De caráter interdisciplinar, o gênero biográfico permite o diálogo com outros campos do conhecimento, tais como, da História, da Literatura, do Jornalismo, da Psicologia. Conforme esclarece Alberti (2005), sua peculiaridade “[…] decorre de toda uma postura com relação à história e às configurações socioculturais, que privilegia a recuperação do vivido conforme concebido por quem viveu”. Nesse sentido, segundo Borges (2008), são os movimentos da sociedade e o desenvolvimento das disciplinas que estudam o homem em sociedade, são considerados os dois eixos que claramente, podem explicar hoje o interesse pelas biografias.
3 DIMENSÕES DA ESCRITA BIOGRÁFICA
A escrita biográfica pode ser observada partindo de aspectos variados que a direciona para dimensões distintas embora sua função, na visão do historiador esteja voltada para a construção de um liame entre o passado histórico e a escrita sobre a vida de um indivíduo. Pode-se dizer, conforme Lejeune (1980), que a biografia tem uma função pedagógica de reprodução social. Nesse sentido, Pereira (2000, p. 122) esclarece que:
O mais recente enfoque para a elaboração de biografias, ao mesmo tempo em que busca ressaltar a irredutibilidade do indivíduo, busca recuperar o universo social no qual sua personalidade foi formada – seu campo exterior, já que, não sendo um sujeito isolado, o indivíduo faz parte de diversos grupos, de uma sociedade e de uma cultura precisas.
Seguindo esse entendimento, Pereira (2000) destaca ainda que o aspecto sobre o qual a documentação costuma ser lacunar se coloca na relação entre trajetória individual e história social, por se tratar de uma relação complexa, pois o indivíduo coloca-se como polo ativo em face desse social, dele se apropriando, filtrando-o, retraduzindo-o e projetando-o em outra dimensão, que é a de sua própria subjetividade. Nesse sentido, Levi (1989, p. 1329) coloca que os problemas ligados à identidade como sua própria complexidade, sua formação progressiva e não linear e suas contradições, se tornaram os protagonistas dos problemas biográficos com que se deparam os historiadores: “[…] De façon révélatrice, la complexité même de l’identité, sa formation progressive et non linéaire, ses contradictions sont devenues les protagonistes des problèmes biographiques qui se posent aux historiens”.
O referido autor esclarece que, tendo em vista que as fontes apenas informam os resultados e não os processos de tomadas de decisão falta a neutralidade da documentação que conduz muitas vezes a explicações lineares, que se contrapõe a riqueza das trajetórias individuais e da singularidade irredutível da vida de um indivíduo. Assim, os historiadores passam a abordar o problema biográfico de maneiras bastante diversas.
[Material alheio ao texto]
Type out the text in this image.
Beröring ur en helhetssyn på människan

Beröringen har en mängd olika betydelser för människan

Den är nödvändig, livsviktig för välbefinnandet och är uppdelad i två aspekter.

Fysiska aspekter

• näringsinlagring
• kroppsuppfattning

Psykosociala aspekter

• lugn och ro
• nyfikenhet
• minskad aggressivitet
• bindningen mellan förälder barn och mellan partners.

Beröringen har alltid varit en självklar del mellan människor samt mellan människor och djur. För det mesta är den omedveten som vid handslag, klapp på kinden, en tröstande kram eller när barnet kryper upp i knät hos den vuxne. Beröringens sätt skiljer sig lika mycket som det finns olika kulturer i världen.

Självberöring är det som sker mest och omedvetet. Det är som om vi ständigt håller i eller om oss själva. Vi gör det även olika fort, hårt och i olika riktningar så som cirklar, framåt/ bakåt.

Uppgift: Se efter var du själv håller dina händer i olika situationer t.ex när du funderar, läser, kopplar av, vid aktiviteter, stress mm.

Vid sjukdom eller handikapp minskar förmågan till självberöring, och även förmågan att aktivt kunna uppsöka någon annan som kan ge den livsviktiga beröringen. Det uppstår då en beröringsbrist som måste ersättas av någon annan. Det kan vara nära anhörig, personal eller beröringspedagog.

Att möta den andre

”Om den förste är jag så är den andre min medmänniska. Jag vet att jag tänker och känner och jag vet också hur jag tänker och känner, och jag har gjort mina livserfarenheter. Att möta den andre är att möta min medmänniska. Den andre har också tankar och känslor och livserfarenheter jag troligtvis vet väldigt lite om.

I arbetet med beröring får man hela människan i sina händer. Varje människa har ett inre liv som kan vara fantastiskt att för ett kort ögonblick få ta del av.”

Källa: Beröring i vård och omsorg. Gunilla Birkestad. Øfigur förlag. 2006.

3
Dessa forma, Levi (2006) apresenta uma tipologia dessas abordagens visando lançar um percurso sobre a complexidade da perspectiva biográfica. Sua tipologia a respeito da perspectiva biográfica se apresenta como:
Quanto a prosopografia e biografia modal, nesta última, as biografias individuais só despertam interesse quando esboçam os comportamentos ou as aparências ligadas às condições sociais estatisticamente mais frequentes e servem apenas para ilustrar formas típicas de comportamento ou status. Na prosopografia, a biografia de um indivíduo concentra todas as características de um grupo.
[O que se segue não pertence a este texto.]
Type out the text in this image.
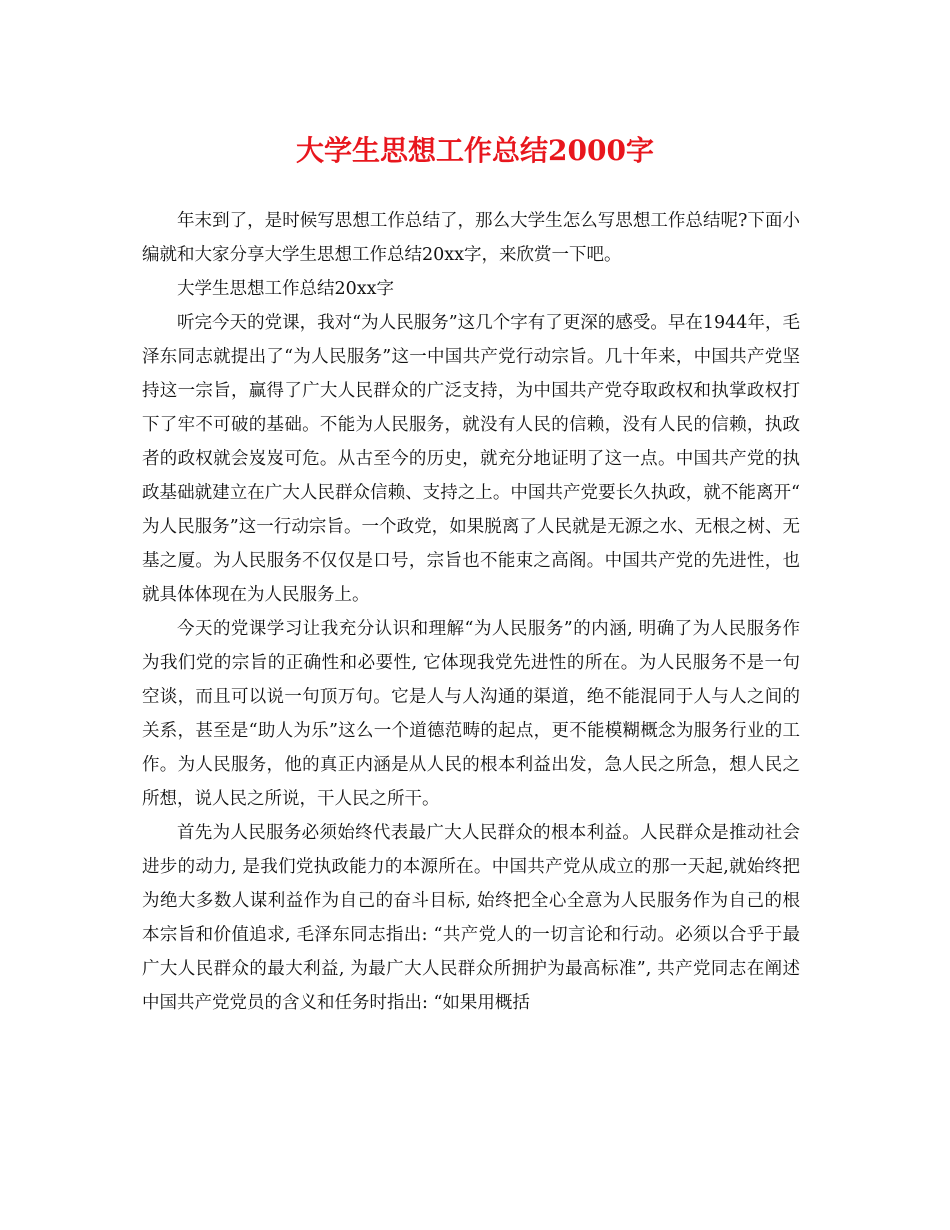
大学生思想工作总结2000字

年末到了，是时候写思想工作总结了，那么大学生怎么写思想工作总结呢?下面小编就和大家分享大学生思想工作总结20xx字，来欣赏一下吧。

大学生思想工作总结20xx字

听完今天的党课，我对“为人民服务”这几个字有了更深的感受。早在1944年，毛泽东同志就提出了“为人民服务”这一中国共产党行动宗旨。几十年来，中国共产党坚持这一宗旨，赢得了广大人民群众的广泛支持，为中国共产党夺取政权和执掌政权打下了牢不可破的基础。不能为人民服务，就没有人民的信赖，没有人民的信赖，执政者的政权就会岌岌可危。从古至今的历史，就充分地证明了这一点。中国共产党的执政基础就建立在广大人民群众信赖、支持之上。中国共产党要长久执政，就不能离开“ 为人民服务”这一行动宗旨。一个政党，如果脱离了人民就是无源之水、无根之树、无基之厦。为人民服务不仅仅是口号，宗旨也不能束之高阁。中国共产党的先进性，也就具体体现在为人民服务上。

今天的党课学习让我充分认识和理解“为人民服务”的内涵, 明确了为人民服务作为我们党的宗旨的正确性和必要性, 它体现我党先进性的所在。为人民服务不是一句空谈，而且可以说一句顶万句。它是人与人沟通的渠道，绝不能混同于人与人之间的关系，甚至是“助人为乐”这么一个道德范畴的起点，更不能模糊概念为服务行业的工作。为人民服务，他的真正内涵是从人民的根本利益出发，急人民之所急，想人民之所想，说人民之所说，干人民之所干。

首先为人民服务必须始终代表最广大人民群众的根本利益。人民群众是推动社会进步的动力, 是我们党执政能力的本源所在。中国共产党从成立的那一天起,就始终把为绝大多数人谋利益作为自己的奋斗目标, 始终把全心全意为人民服务作为自己的根本宗旨和价值追求, 毛泽东同志指出: “共产党人的一切言论和行动。必须以合乎于最广大人民群众的最大利益, 为最广大人民群众所拥护为最高标准”, 共产党同志在阐述中国共产党党员的含义和任务时指出: “如果用概括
Na biografia e contexto, segundo Levi (2006), conserva-se sua especificidade. Todavia a época, o meio e a ambiência também são muito valorizados como fatores capazes de caracterizar um ambiente que explicaria a singularidade das trajetórias. Para o referido autor, qualquer que seja a sua originalidade manifesta, uma vida não pode ser compreendida unicamente através de seus desvios ou singularidades, mas num contexto histórico que o justifica. Ainda considera como a perspectiva que tem conseguido manter o equilíbrio entre a especificidade da trajetória individual e o sistema social como um todo, embora o referido contexto apresenta-se frequentemente como algo rígido, que ele serve de pano de fundo imóvel para explicar a biografia.
A biografia e os casos extremos, nesse caso, não se percebe a integridade e exaustividade estáticas do contexto, mas por meio de suas margens. Descrevendo os casos extremos, focaliza-se precisamente sobre as margens do campo social dentro do qual são possíveis esses casos. O retorno ao qualitativo por meio do estudo de caso responde a um movimento dialético no campo da história das mentalidades. (LEVI, 2006).
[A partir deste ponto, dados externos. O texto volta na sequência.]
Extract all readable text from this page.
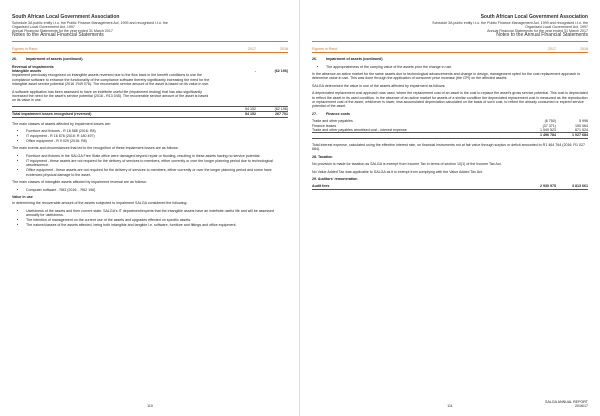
South African Local Government Association
Schedule 3A public entity i.t.o. the Public Finance Management Act, 1999 and recognised i.t.o. the
Organised Local Government Act, 1997
Annual Financial Statements for the year ended 31 March 2017
Notes to the Annual Financial Statements
Figures in Rand	2017	2016
26.	Impairment of assets (continued)
Reversal of impairments
Intangible assets	-	(62 196)

Impairment previously recognised on intangible assets reversed due to the flow back in the benefit conditions to use the compliance software to enhance the functionality of the compliance software thereby significantly increasing the need for the intangible asset service potential (2016 -R49 076). The recoverable service amount of the asset is based on its value in use.

A software application has been assessed to have an indefinite useful life (impairment testing) that has also significantly increased the need for the asset's service potential (2016 - R13 045). The recoverable service amount of the asset is based on its value in use.

54 152	(62 196)
Total impairment losses recognised (reversed)	54 152	267 701

The main classes of assets affected by impairment losses are:

• Furniture and fixtures - R 18 588 (2016: R8)
• IT equipment - R 16 878 (2016: R 180 497)
• Office equipment - R 9 029 (2016: R8)

The main events and circumstances that led to the recognition of these impairment losses are as follows:

• Furniture and fixtures in the SALGA Free State office were damaged beyond repair or flooding, resulting in these assets having no service potential.
• IT equipment - these assets are not required for the delivery of services to members, either currently or over the longer planning period due to technological obsolescence.
• Office equipment - these assets are not required for the delivery of services to members, either currently or over the longer planning period and some have evidenced physical damage to the asset.

The main classes of intangible assets affected by impairment reversal are as follows:

• Computer software - R83 (2016: - R62 196)
Value in use

In determining the recoverable amount of the assets subjected to impairment SALGA considered the following:

• Usefulness of the assets and their current state. SALGA's IT department/experts that the intangible assets have an indefinite useful life and will be assessed annually for usefulness.
• The intention of management on the current use of the assets and upgrades effected on specific assets.
• The nature/classes of the assets affected, being both intangible and tangible i.e. software, furniture and fittings and office equipment.
110
South African Local Government Association
Schedule 3A public entity i.t.o. the Public Finance Management Act, 1999 and recognised i.t.o. the
Organised Local Government Act, 1997
Annual Financial Statements for the year ended 31 March 2017
Notes to the Annual Financial Statements
Figures in Rand	2017	2016
26.	Impairment of assets (continued)
• The appropriateness of the carrying value of the assets prior the change in use.

In the absence an active market for the same assets due to technological advancements and change in design, management opted for the cost replacement approach to determine value in use. This was done through the application of consumer price increase (the CPI) on the affected assets.

SALGA determined the value in use of the assets affected by impairment as follows:

A depreciated replacement cost approach was used, where the replacement cost of an asset is the cost to replace the asset's gross service potential. This cost is depreciated to reflect the asset in its used condition. In the absence of an active market for assets of a similar condition the depreciated replacement cost is measured as the reproduction or replacement cost of the asset, whichever is lower, less accumulated depreciation calculated on the basis of such cost, to reflect the already consumed or expired service potential of the asset.

27.	Finance costs
Trade and other payables	(6 750)	5 996
Finance leases	(37 371)	150 064
Trade and other payables amortised cost - interest expense	1 540 523	871 524
1 496 784	1 027 684

Total interest expense, calculated using the effective interest rate, on financial instruments not at fair value through surplus or deficit amounted to R1 464 764 (2016: R1 027 684).

28. Taxation

No provision is made for taxation as SALGA is exempt from Income Tax in terms of section 10(1) of the Income Tax Act.

No Value Added Tax was applicable to SALGA as it is exempt from complying with the Value Added Tax Act.

29. Auditors' remuneration
Audit fees	2 930 975	3 813 661
111
SALGA ANNUAL REPORT
2016/17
No que concerne a biografia e hermenêutica, nessa perspectiva, o material biográfico torna-se intrinsecamente discursivo, mas não se consegue traduzir-lhe a natureza real, somente podendo ser interpretado, de um modo ou de outro. O que se torna significativo é o próprio ato interpretativo, isto é, o processo de transformação do texto, de atribuição de um significado a um ato biográfico que pode adquirir uma infinidade de outros significados. O que o torna relativista. Para Levi (2006), essa abordagem hermenêutica embora se oriente na impossibilidade de escrever uma biografia, ela estimula a reflexão entre os historiadores, levando-os a utilizar as formas narrativas de modo mais disciplinado e a buscar técnicas de comunicação mais sensíveis ao caráter aberto e dinâmico das escolhas e das ações.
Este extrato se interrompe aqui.